Zu: „Nachhaltigkeit statt leerer Fenster“, SZ vom 8. Oktober.

So lobenswert die Aktion der Stadtverwaltung auch sein mag, Leerstände in sinnvoller Weise zu nutzen, so täuscht sie doch nur darüber hinweg, dass in Merzig ein Überangebot an Verkaufsflächen besteht. Selbst gute und originelle Aktionen des Handels locken nur noch bedingt Kunden in die Stadt. Die Leerstände betreffen nicht nur Ladenlokale, sondern auch Büroflächen und teuren Wohnraum.

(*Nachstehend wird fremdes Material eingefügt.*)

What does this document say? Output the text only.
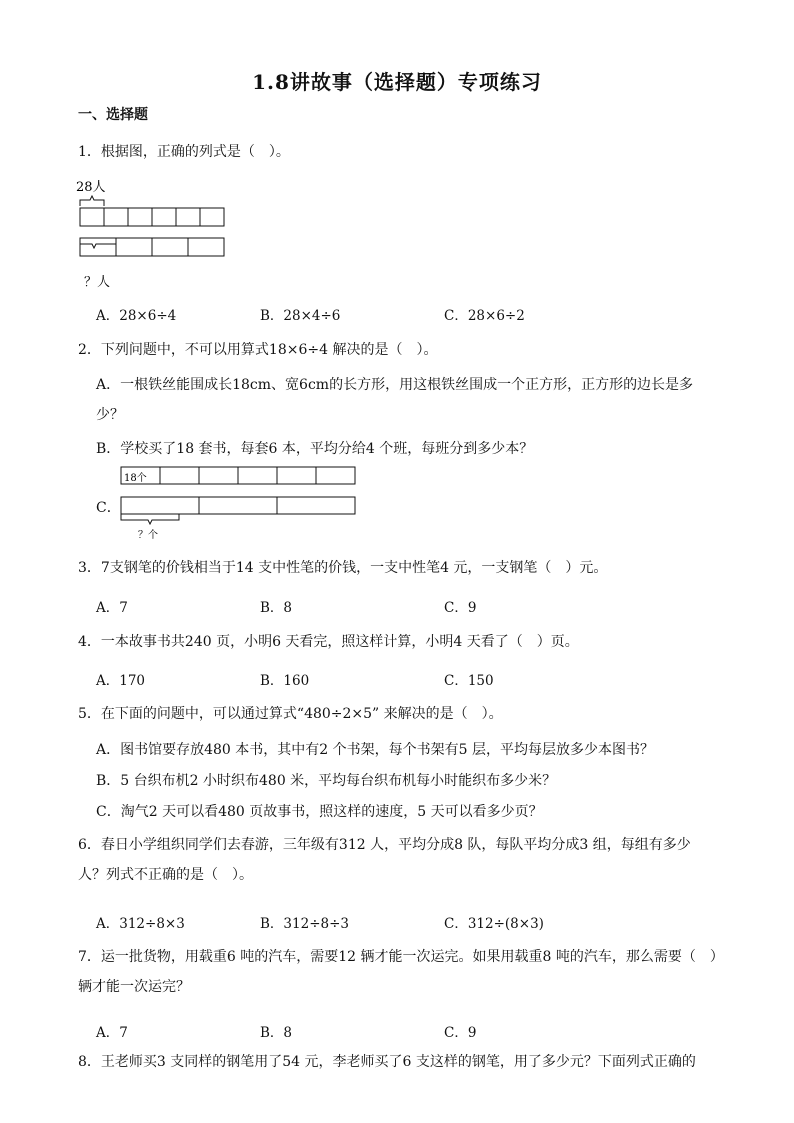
1.8讲故事（选择题）专项练习
一、选择题
1．根据图，正确的列式是（　）。
28人
？人
A．28×6÷4	B．28×4÷6	C．28×6÷2
2．下列问题中，不可以用算式18×6÷4 解决的是（　）。
A．一根铁丝能围成长18cm、宽6cm的长方形，用这根铁丝围成一个正方形，正方形的边长是多少？
B．学校买了18 套书，每套6 本，平均分给4 个班，每班分到多少本？
C．
18个
？个
3．7支钢笔的价钱相当于14 支中性笔的价钱，一支中性笔4 元，一支钢笔（　）元。
A．7	B．8	C．9
4．一本故事书共240 页，小明6 天看完，照这样计算，小明4 天看了（　）页。
A．170	B．160	C．150
5．在下面的问题中，可以通过算式“480÷2×5” 来解决的是（　）。
A．图书馆要存放480 本书，其中有2 个书架，每个书架有5 层，平均每层放多少本图书？
B．5 台织布机2 小时织布480 米，平均每台织布机每小时能织布多少米？
C．淘气2 天可以看480 页故事书，照这样的速度，5 天可以看多少页？
6．春日小学组织同学们去春游，三年级有312 人，平均分成8 队，每队平均分成3 组，每组有多少人？列式不正确的是（　）。
A．312÷8×3	B．312÷8÷3	C．312÷(8×3)
7．运一批货物，用载重6 吨的汽车，需要12 辆才能一次运完。如果用载重8 吨的汽车，那么需要（　）辆才能一次运完？
A．7	B．8	C．9
8．王老师买3 支同样的钢笔用了54 元，李老师买了6 支这样的钢笔，用了多少元？下面列式正确的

Umso befremdlicher mutet es deshalb an, dass Verwaltung und Teile des Stadtrates weiterhin am Bau eines 15 Meter hohen Wohn- und Geschäftshauses am Seffersbach festhalten, der das Angebot an eben diesen Flächen noch vergrößern würde.

Für dieses Bauvorhaben gibt es kein vernünftiges Argument, im Gegenteil: Es werden nachweislich in eklatanter Weise alle modernen gesellschaftlichen und ökologischen Erkenntnisse missachtet.



Eine Großbaustelle von ca. 5000 Quadratmetern in der Innenstadt und im Risiko-Hochwasserbereich würde Merzig nicht nur einige Jahre durch Lärm, Schmutz, massive Verkehrsbehinderungen und stark eingeschränkte Parkmöglichkeiten ins Chaos stürzen, sondern auch die Lebensqualität aller Merziger Bürger extrem beeinträchtigen. Es ist anzunehmen, dass bis zur Fertigstellung auch der letzte kauf- und konsumwillige Kunde der Stadt längst den Rücken zugekehrt hat. Vor diesem Hintergrund sollten sich jene, die rücksichtslos die Interessen von Bürgern und Umweltschutz mit Füßen treten, überlegen, wie glaubwürdig die Aktion „Schaufenster zur Nachhaltigkeit“ tatsächlich ist.